Меня он расспрашивает после — должно быть, больше доверяет ее ответам.

Хотя Алеша и младше на семь лет, он относится ко мне так, как будто он старший, а я маленький, неразумный.

Он считает, что знает все лучше меня, больше разбирается в жизненно важных проблемах, лучше понимает людей.

Может быть, по-своему он и прав.

Благодаря его стараниям, я могу, лежа в постели, управлять каналами телевизора и радиоприемника, он сам смастерил для этого специальные приспособления, телефонный аппарат стоит рядом с постелью на тумбочке, а кроме того, у меня еще есть транзистор «Сокол», подаренный в день рождения Нелей.

Неля тоже, подобно Алеше, привыкла считать себя старшей.

Она и в самом деле старше меня на два с половиной года.

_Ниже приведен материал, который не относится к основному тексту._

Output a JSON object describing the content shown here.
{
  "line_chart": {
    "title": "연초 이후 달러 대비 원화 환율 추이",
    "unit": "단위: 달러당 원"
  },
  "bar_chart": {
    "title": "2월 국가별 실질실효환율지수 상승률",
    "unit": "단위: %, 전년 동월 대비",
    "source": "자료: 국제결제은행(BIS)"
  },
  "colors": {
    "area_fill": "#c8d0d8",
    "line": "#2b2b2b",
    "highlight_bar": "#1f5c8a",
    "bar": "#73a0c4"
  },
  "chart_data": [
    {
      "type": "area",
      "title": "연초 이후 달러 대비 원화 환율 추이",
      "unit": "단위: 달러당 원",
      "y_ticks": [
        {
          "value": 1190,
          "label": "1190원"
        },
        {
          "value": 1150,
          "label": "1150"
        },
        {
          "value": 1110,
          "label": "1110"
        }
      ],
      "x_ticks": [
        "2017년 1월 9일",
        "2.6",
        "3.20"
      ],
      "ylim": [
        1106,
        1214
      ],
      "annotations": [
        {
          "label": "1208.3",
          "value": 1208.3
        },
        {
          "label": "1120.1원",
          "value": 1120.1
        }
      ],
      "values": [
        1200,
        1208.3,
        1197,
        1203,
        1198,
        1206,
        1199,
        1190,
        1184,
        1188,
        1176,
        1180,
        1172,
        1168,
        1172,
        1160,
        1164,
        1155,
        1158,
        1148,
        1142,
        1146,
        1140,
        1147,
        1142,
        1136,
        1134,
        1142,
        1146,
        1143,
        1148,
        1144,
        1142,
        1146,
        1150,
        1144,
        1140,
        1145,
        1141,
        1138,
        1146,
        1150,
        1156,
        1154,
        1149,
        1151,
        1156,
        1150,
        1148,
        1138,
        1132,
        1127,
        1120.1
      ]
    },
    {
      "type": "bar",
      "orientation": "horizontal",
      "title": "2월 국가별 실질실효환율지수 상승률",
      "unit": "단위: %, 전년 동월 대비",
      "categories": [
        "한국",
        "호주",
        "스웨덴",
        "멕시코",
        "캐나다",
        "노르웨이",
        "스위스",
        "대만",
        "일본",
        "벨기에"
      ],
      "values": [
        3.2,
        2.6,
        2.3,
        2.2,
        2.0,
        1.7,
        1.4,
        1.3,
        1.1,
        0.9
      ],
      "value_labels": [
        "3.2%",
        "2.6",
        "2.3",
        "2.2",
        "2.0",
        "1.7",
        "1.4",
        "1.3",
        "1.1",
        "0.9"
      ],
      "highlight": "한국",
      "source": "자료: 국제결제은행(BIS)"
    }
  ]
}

Ей двадцать три, и она работает в архитектурной мастерской Моспроекта, а я до прошлой зимы учился в архитектурном институте.

Неля любит делать подарки. Недавно она преподнесла деревянный с затейливым узором туесок, на дно туеска наклеила свою фотографию, для того чтобы, как она выражается, я знал: она неотступно, всегда рядом.

Неля — современная девушка во всех отношениях, и главное — больше всего боится хотя бы в чем-то отстать от моды.

Должно быть, не я один говорил ей о том, что она чересчур сильно мажется, но она уверяет — это модно и современно, и потому не устает растушевывать веки синим, проводить чуть ли не до виска темные черточки, мазать губы бледной помадой, а на щеки класть золотистый тон.

У нее неправильные черты лица, высокие скулы, крупный рот, пористая кожа, но тщательно запудренная, однако все это в сочетании со спортивной фигурой, стройными ногами, которыми она гордится, производит соответствующее впечатление, и она кажется порой хорошенькой.

Она постоянно демонстрирует хорошее воспитание, которого у нее нет и в помине.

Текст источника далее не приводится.